There are different models of spikes out there too. Make sure you are purchasing a distance running spike model. Sprinting spikes are designed with less support than distance spikes.
A true pair of spikes have a harder plastic bottom. These types of shoes are perfect for outdoor tracks, and cross country races. Unfortunately, sometimes during indoor track you may have to run on a surface that will not allow a hard plastic bottom racing shoe.
If you want to make sure you can use your spikes for racing on any surface, look for recessed spikes that have a softer bottom. You can remove the spikes and then run on concrete, asphalt, wood flooring, and tartan flooring.
You can take the spikes out of hard plastic bottom versions too.
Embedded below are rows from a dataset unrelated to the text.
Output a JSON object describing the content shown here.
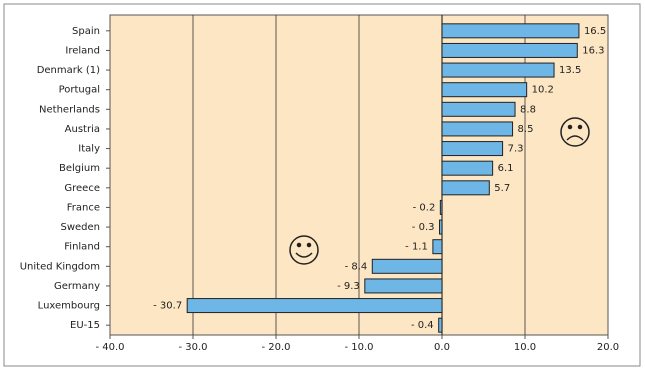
{
  "chart_data": {
    "type": "bar",
    "orientation": "horizontal",
    "categories": [
      "Spain",
      "Ireland",
      "Denmark (1)",
      "Portugal",
      "Netherlands",
      "Austria",
      "Italy",
      "Belgium",
      "Greece",
      "France",
      "Sweden",
      "Finland",
      "United Kingdom",
      "Germany",
      "Luxembourg",
      "EU-15"
    ],
    "values": [
      16.5,
      16.3,
      13.5,
      10.2,
      8.8,
      8.5,
      7.3,
      6.1,
      5.7,
      -0.2,
      -0.3,
      -1.1,
      -8.4,
      -9.3,
      -30.7,
      -0.4
    ],
    "value_labels": [
      "16.5",
      "16.3",
      "13.5",
      "10.2",
      "8.8",
      "8.5",
      "7.3",
      "6.1",
      "5.7",
      "- 0.2",
      "- 0.3",
      "- 1.1",
      "- 8.4",
      "- 9.3",
      "- 30.7",
      "- 0.4"
    ],
    "color": "#6db6e6",
    "xlim": [
      -40,
      20
    ],
    "xticks": [
      {
        "value": -40,
        "label": "- 40.0"
      },
      {
        "value": -30,
        "label": "- 30.0"
      },
      {
        "value": -20,
        "label": "- 20.0"
      },
      {
        "value": -10,
        "label": "- 10.0"
      },
      {
        "value": 0,
        "label": "0.0"
      },
      {
        "value": 10,
        "label": "10.0"
      },
      {
        "value": 20,
        "label": "20.0"
      }
    ],
    "grid": true
  }
}
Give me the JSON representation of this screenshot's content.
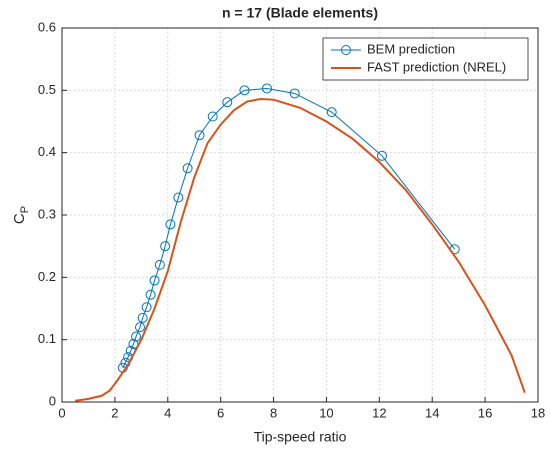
{
  "chart_data": {
    "type": "line",
    "title": "n = 17 (Blade elements)",
    "xlabel": "Tip-speed ratio",
    "ylabel": {
      "text": "C",
      "subscript": "P"
    },
    "xlim": [
      0,
      18
    ],
    "xticks": [
      0,
      2,
      4,
      6,
      8,
      10,
      12,
      14,
      16,
      18
    ],
    "ylim": [
      0,
      0.6
    ],
    "yticks": [
      0,
      0.1,
      0.2,
      0.3,
      0.4,
      0.5,
      0.6
    ],
    "grid": true,
    "legend": "top-right",
    "series": [
      {
        "name": "BEM prediction",
        "color": "#0072bd",
        "marker": "circle",
        "x": [
          2.3,
          2.4,
          2.5,
          2.6,
          2.7,
          2.8,
          2.95,
          3.05,
          3.2,
          3.35,
          3.5,
          3.7,
          3.9,
          4.1,
          4.4,
          4.75,
          5.2,
          5.7,
          6.25,
          6.9,
          7.75,
          8.8,
          10.2,
          12.1,
          14.85
        ],
        "values": [
          0.055,
          0.063,
          0.072,
          0.082,
          0.093,
          0.105,
          0.12,
          0.135,
          0.152,
          0.172,
          0.195,
          0.22,
          0.25,
          0.285,
          0.328,
          0.375,
          0.428,
          0.458,
          0.481,
          0.5,
          0.503,
          0.495,
          0.465,
          0.395,
          0.245
        ]
      },
      {
        "name": "FAST prediction (NREL)",
        "color": "#d95319",
        "marker": "none",
        "x": [
          0.5,
          1,
          1.5,
          1.8,
          2.1,
          2.5,
          3,
          3.5,
          4,
          4.5,
          5,
          5.5,
          6,
          6.5,
          7,
          7.5,
          8,
          9,
          10,
          11,
          12,
          13,
          14,
          15,
          16,
          17,
          17.5
        ],
        "values": [
          0.002,
          0.005,
          0.01,
          0.018,
          0.035,
          0.06,
          0.1,
          0.15,
          0.21,
          0.29,
          0.36,
          0.415,
          0.445,
          0.468,
          0.482,
          0.486,
          0.485,
          0.472,
          0.45,
          0.422,
          0.385,
          0.34,
          0.285,
          0.225,
          0.155,
          0.075,
          0.015
        ]
      }
    ]
  }
}
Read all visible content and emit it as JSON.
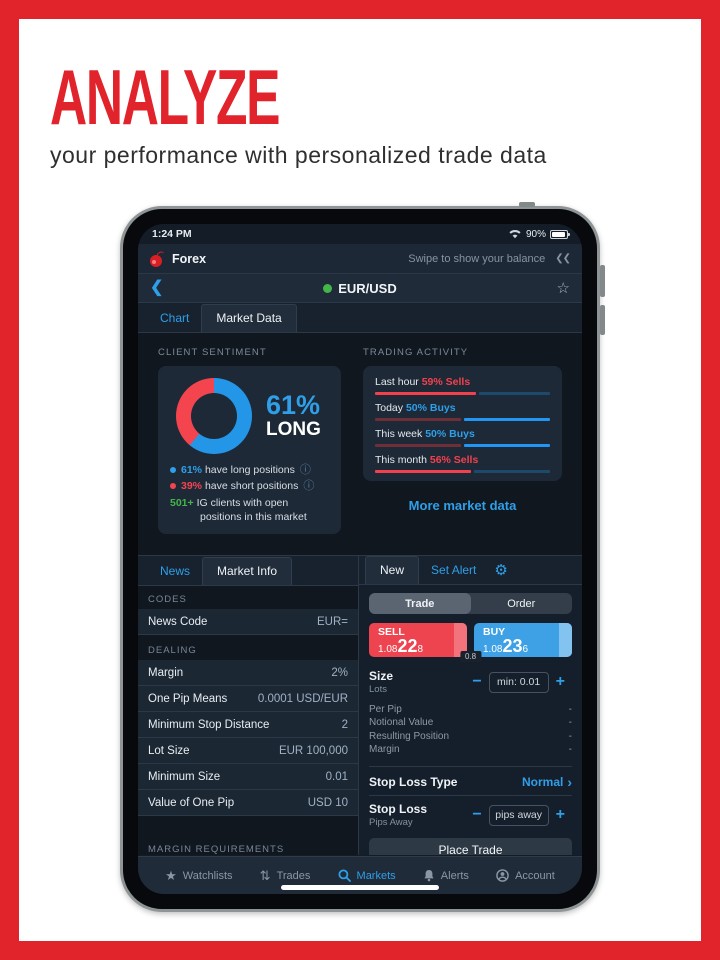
{
  "hero": {
    "title": "ANALYZE",
    "subtitle": "your performance with personalized trade data",
    "accent_color": "#e1232b"
  },
  "status_bar": {
    "time": "1:24 PM",
    "battery_pct": "90%"
  },
  "app_header": {
    "market_label": "Forex",
    "balance_hint": "Swipe to show your balance",
    "collapse_glyph": "❮❮"
  },
  "nav": {
    "back_glyph": "❮",
    "title": "EUR/USD",
    "status_dot_color": "#43b64a",
    "favorite_glyph": "☆"
  },
  "top_tabs": {
    "chart": "Chart",
    "market_data": "Market Data"
  },
  "client_sentiment": {
    "section_title": "CLIENT SENTIMENT",
    "donut": {
      "long_pct": 61,
      "short_pct": 39,
      "long_color": "#2496e8",
      "short_color": "#f4454f"
    },
    "headline_value": "61%",
    "headline_label": "LONG",
    "legend": [
      {
        "value": "61%",
        "text": "have long positions",
        "color": "#2e9fe8",
        "info_glyph": "ⓘ"
      },
      {
        "value": "39%",
        "text": "have short positions",
        "color": "#f4454f",
        "info_glyph": "ⓘ"
      }
    ],
    "clients_value": "501+",
    "clients_text": "IG clients with open positions in this market"
  },
  "trading_activity": {
    "section_title": "TRADING ACTIVITY",
    "rows": [
      {
        "period": "Last hour",
        "value": "59% Sells",
        "direction": "sell",
        "pct": 59
      },
      {
        "period": "Today",
        "value": "50% Buys",
        "direction": "buy",
        "pct": 50
      },
      {
        "period": "This week",
        "value": "50% Buys",
        "direction": "buy",
        "pct": 50
      },
      {
        "period": "This month",
        "value": "56% Sells",
        "direction": "sell",
        "pct": 56
      }
    ],
    "bar_colors": {
      "sell_bright": "#f2414d",
      "sell_dim": "#6e2f38",
      "buy_bright": "#2196f3",
      "buy_dim": "#1d4a6b"
    },
    "more_link": "More market data"
  },
  "chart_data": [
    {
      "type": "pie",
      "title": "Client sentiment EUR/USD",
      "labels": [
        "Long",
        "Short"
      ],
      "values": [
        61,
        39
      ]
    },
    {
      "type": "bar",
      "title": "Trading activity",
      "categories": [
        "Last hour",
        "Today",
        "This week",
        "This month"
      ],
      "series": [
        {
          "name": "Sells %",
          "values": [
            59,
            50,
            50,
            56
          ]
        },
        {
          "name": "Buys %",
          "values": [
            41,
            50,
            50,
            44
          ]
        }
      ]
    }
  ],
  "info_panel": {
    "tab_news": "News",
    "tab_market_info": "Market Info",
    "codes_title": "CODES",
    "codes_rows": [
      {
        "label": "News Code",
        "value": "EUR="
      }
    ],
    "dealing_title": "DEALING",
    "dealing_rows": [
      {
        "label": "Margin",
        "value": "2%"
      },
      {
        "label": "One Pip Means",
        "value": "0.0001 USD/EUR"
      },
      {
        "label": "Minimum Stop Distance",
        "value": "2"
      },
      {
        "label": "Lot Size",
        "value": "EUR 100,000"
      },
      {
        "label": "Minimum Size",
        "value": "0.01"
      },
      {
        "label": "Value of One Pip",
        "value": "USD 10"
      }
    ],
    "margin_title": "MARGIN REQUIREMENTS"
  },
  "ticket": {
    "tab_new": "New",
    "tab_set_alert": "Set Alert",
    "gear_glyph": "⚙",
    "segmented": {
      "trade": "Trade",
      "order": "Order",
      "selected": "Trade"
    },
    "sell": {
      "label": "SELL",
      "price_prefix": "1.08",
      "price_big": "22",
      "price_small": "8"
    },
    "buy": {
      "label": "BUY",
      "price_prefix": "1.08",
      "price_big": "23",
      "price_small": "6"
    },
    "spread": "0.8",
    "size": {
      "label": "Size",
      "sublabel": "Lots",
      "minus": "−",
      "plus": "+",
      "placeholder": "min: 0.01"
    },
    "detail_rows": [
      {
        "label": "Per Pip",
        "value": "-"
      },
      {
        "label": "Notional Value",
        "value": "-"
      },
      {
        "label": "Resulting Position",
        "value": "-"
      },
      {
        "label": "Margin",
        "value": "-"
      }
    ],
    "stop_loss_type": {
      "label": "Stop Loss Type",
      "value": "Normal",
      "chevron": "›"
    },
    "stop_loss": {
      "label": "Stop Loss",
      "sublabel": "Pips Away",
      "minus": "−",
      "plus": "+",
      "placeholder": "pips away"
    },
    "place_trade": "Place Trade"
  },
  "tab_bar": {
    "items": [
      {
        "label": "Watchlists",
        "icon": "star-icon",
        "active": false
      },
      {
        "label": "Trades",
        "icon": "arrows-up-down-icon",
        "active": false
      },
      {
        "label": "Markets",
        "icon": "search-icon",
        "active": true
      },
      {
        "label": "Alerts",
        "icon": "bell-icon",
        "active": false
      },
      {
        "label": "Account",
        "icon": "person-icon",
        "active": false
      }
    ],
    "active_color": "#2e9fe8"
  }
}
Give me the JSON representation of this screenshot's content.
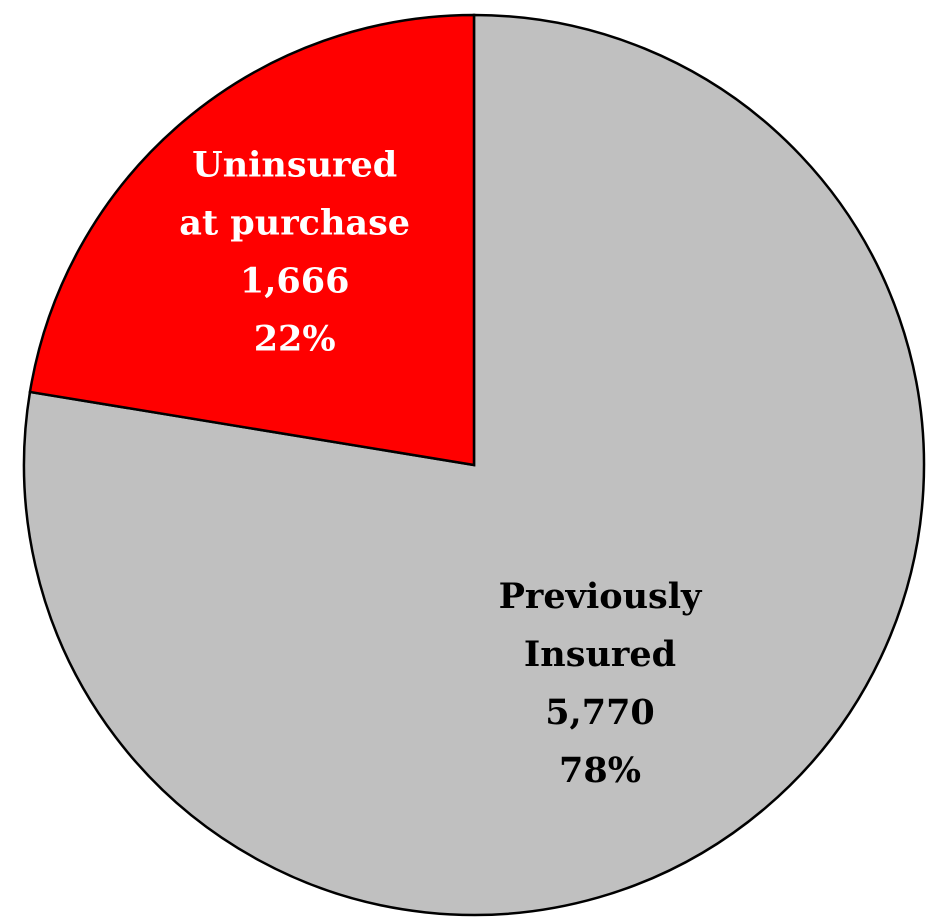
{
  "chart_data": {
    "type": "pie",
    "title": "",
    "slices": [
      {
        "label_lines": [
          "Previously",
          "Insured"
        ],
        "value": 5770,
        "value_label": "5,770",
        "percent_label": "78%",
        "color": "#c0c0c0",
        "text_color": "#000000"
      },
      {
        "label_lines": [
          "Uninsured",
          "at purchase"
        ],
        "value": 1666,
        "value_label": "1,666",
        "percent_label": "22%",
        "color": "#ff0000",
        "text_color": "#ffffff"
      }
    ],
    "start_angle_deg": 0,
    "direction": "clockwise",
    "legend": "none",
    "outline_color": "#000000"
  }
}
For cross country, I always wore 1/4 to 1/2 inch spikes. I would judge how slick the course was and then put in my what length I though was right for the conditions. For track, they limit the length of the spike. This is so the track doesn't get torn to bits by monster spikes.
Make sure to follow the rules of your particular race. Don't get disqualified for something silly like the wrong spike length.
Is buying a pair of spikes clear now? I hope so. Go find what fits, look for a good deal, and buy yourself a pair. Put your spikes in, lace them up, and toe the line!